Rientrato il cocchio, in casa, e fermato sotto le volte rimbombanti dell'atrio,
i servi che scendevano in fretta coi doppieri, annunziarono che gran parte della
conversazione era già ragunata.
Si montò con tutta la fretta che poteva conciliarsi con una certa
gravità, e di sala in sala si giunse a quella della conversazione. La sposina
ne fu il soggetto, l'idolo, e la vittima. Chi si faceva prometter da lei, chi
prometteva visite, chi parlava della madre tale sua parente, chi della madre
tal altra sua conoscente; chi lodava il cielo di Monza, chi la regola del
monastero. Se alcuno non potendo avvicinarsi a Geltrude assediata da altri, o
trovandosi distratto a ciarlare in un crocchio, non le aveva detto nulla, si
sentiva tutto ad un tratto preso come da un rimorso, temeva di averle fatta una
offesa, e studiava il momento di farle il suo complimento. Finalmente la
brigata si sciolse, tutti partirono senza rimorso, e Geltrude stordita,
intronata si rimase sola con la famiglia, dalla quale ebbe altri complimenti
sui complimenti che aveva ricevuti. «Ho finalmente», disse il Marchese Matteo
«avuta la consolazione di veder mia figlia trattata e distinta da sua pari. Domani
mattina», soggiunse, «converrà esser presti di buon ora per andare a Monza come
ha stabilito Geltrude». Geltrude condotta finalmente dalla Marchesa nella
stanza che le era preparata vi rimase con una donna che era stata quel giorno
destinata ai suoi servigi, in vece di quella che aveva fatto presso di lei il
tristo uficio di carceriera.
Questo cangiamento era stato provocato da Geltrude. Vedendo ella in quel
giorno il padre così disposto a compiacerla in tutto fuor che in una cosa, fu
tentata di profittare dell'auge in cui si trovava per soddisfare almeno una
delle passioni che si univano a tormentarla.
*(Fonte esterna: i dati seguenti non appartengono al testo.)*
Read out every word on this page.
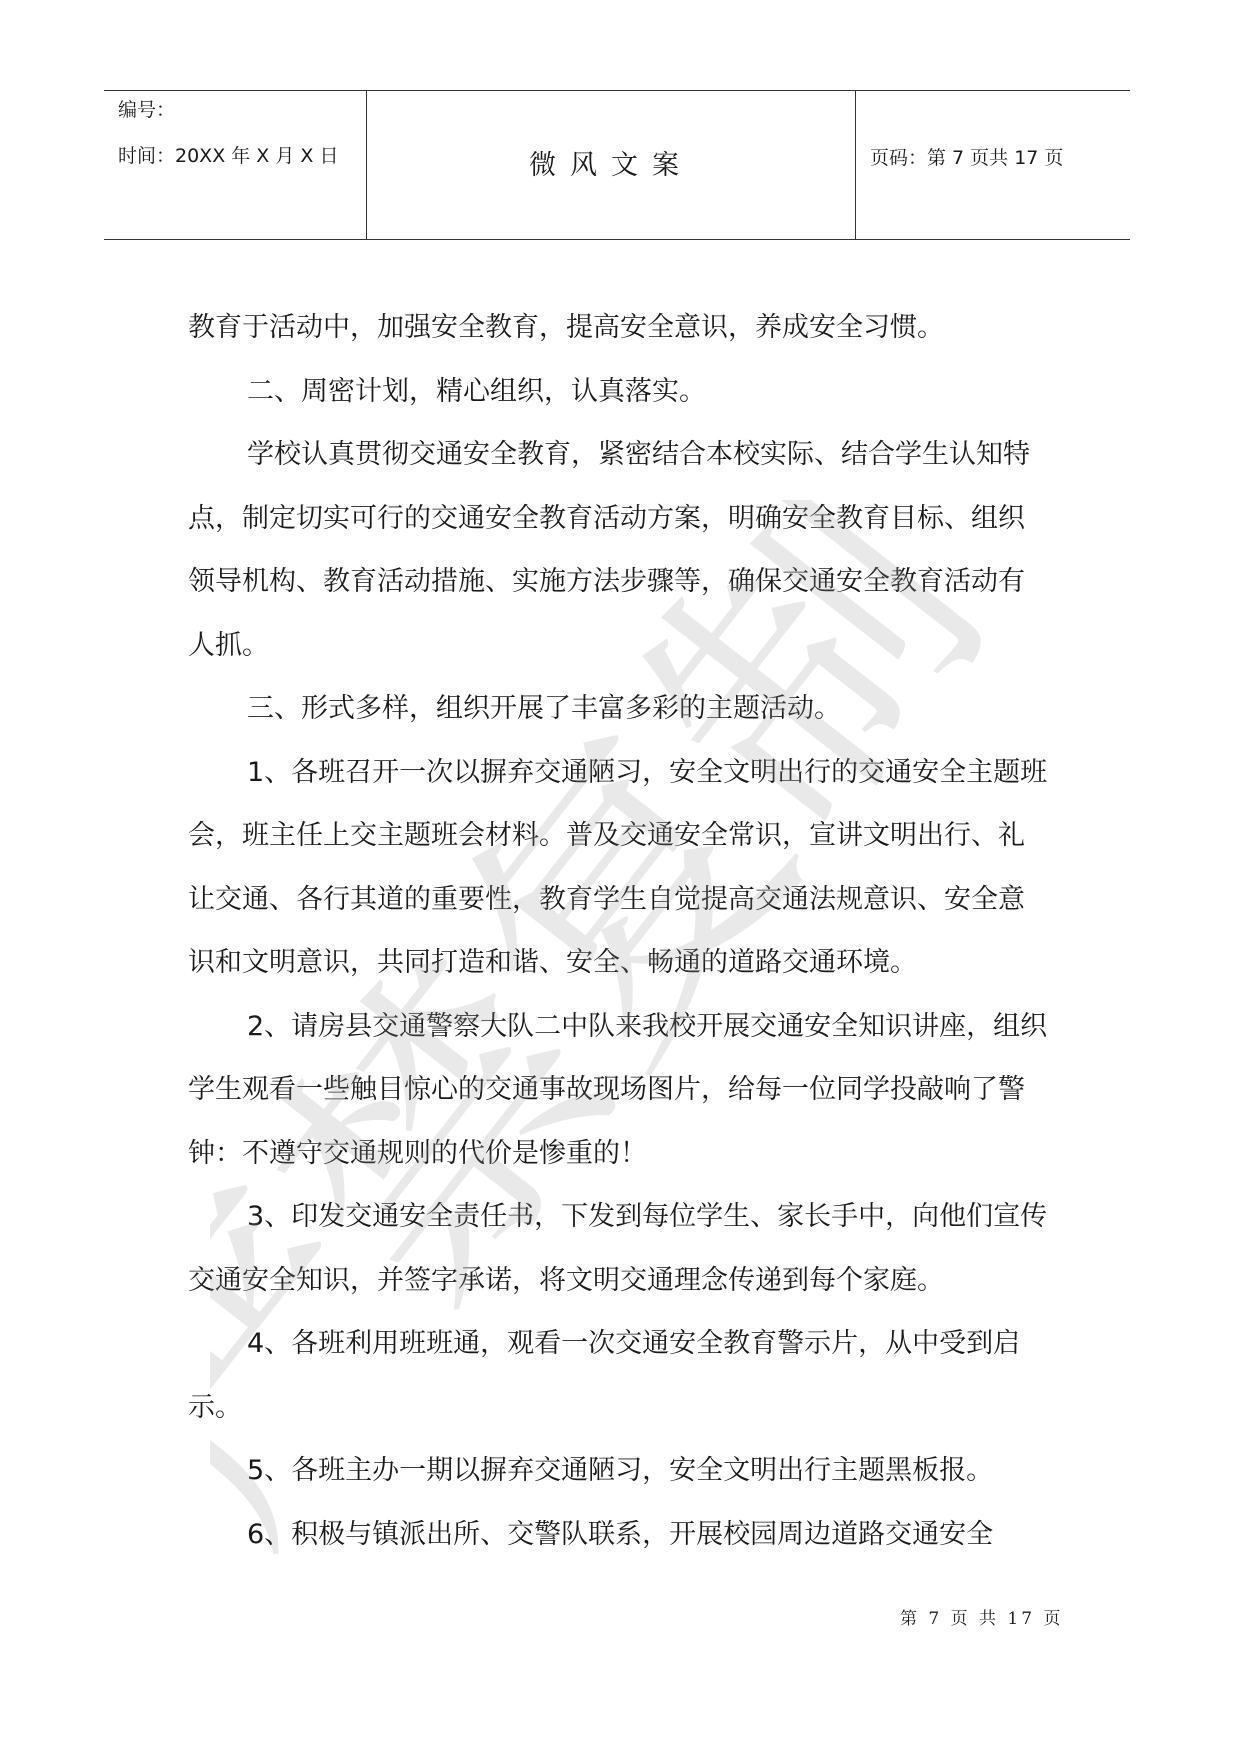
编号：
时间：20XX 年 X 月 X 日	微风文案	页码：第 7 页共 17 页

教育于活动中，加强安全教育，提高安全意识，养成安全习惯。

二、周密计划，精心组织，认真落实。

学校认真贯彻交通安全教育，紧密结合本校实际、结合学生认知特点，制定切实可行的交通安全教育活动方案，明确安全教育目标、组织领导机构、教育活动措施、实施方法步骤等，确保交通安全教育活动有人抓。

三、形式多样，组织开展了丰富多彩的主题活动。

1、各班召开一次以摒弃交通陋习，安全文明出行的交通安全主题班会，班主任上交主题班会材料。普及交通安全常识，宣讲文明出行、礼让交通、各行其道的重要性，教育学生自觉提高交通法规意识、安全意识和文明意识，共同打造和谐、安全、畅通的道路交通环境。

2、请房县交通警察大队二中队来我校开展交通安全知识讲座，组织学生观看一些触目惊心的交通事故现场图片，给每一位同学投敲响了警钟：不遵守交通规则的代价是惨重的！

3、印发交通安全责任书，下发到每位学生、家长手中，向他们宣传交通安全知识，并签字承诺，将文明交通理念传递到每个家庭。

4、各班利用班班通，观看一次交通安全教育警示片，从中受到启示。

5、各班主办一期以摒弃交通陋习，安全文明出行主题黑板报。

6、积极与镇派出所、交警队联系，开展校园周边道路交通安全

严禁复制
第 7 页 共 17 页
Si è detto ch'ella vedeva di mal
occhio la donna che le era stata spia e guardiana; e che v'era fra esse un
ricambio continuo, una gara di sgarbi. Geltrude in certi momenti di divozione
le aveva perdonato, ma cento perdoni non ne vagliono un solo. Vedersi in quel
giorno trattata con tanta importanza quasi con tanto rispetto da tutta la
famiglia, le dava un po' di superbia, e nello stesso tempo il sentire che con
queste lusinghe le si faceva fare quello che forse ella non avrebbe voluto le
dava stizza: mentre il suo animo si trovava fra questi due tristi sentimenti,
le sovvenne dei modi rozzi, famigliari, insolenti che quella donna le aveva
usati nella sua prigionia, e volendo lamentarsi di qualche cosa, se ne lamentò
al padre. Questi ne fu, o se ne mostrò sdegnato, non istette a domandarle come
ella pure avesse trattata la donna; ma promise che darebbe una buona lavata di
capo a colei, e fissò immediatamente ai servigi di Geltrude un'altra donna di
casa. Era questa la vecchia governante del Marchesino: e Geltrude faceva poco
guadagno nel cambio. La vecchia alla quale il Marchesino era stato dato in
guardia quando fu tolto alla nutrice, aveva per lui una falsa affezione di
madre: in lui aveva poste tutte le sue compiacenze, le sue speranze, la sua
gloria. Dopo il Marchese ella era stata la prima a dire che Geltrude aveva ad
esser monaca per non rubare una parte d'entrata al Marchesino. Quel giorno ella
era e si mostrava tanto soddisfatta che aveva ricevute le congratulazioni dei
suoi conservi, tra i quali era un personaggio d'importanza; e parlava con molta
bontà della signorina che aveva conosciuto il suo dovere.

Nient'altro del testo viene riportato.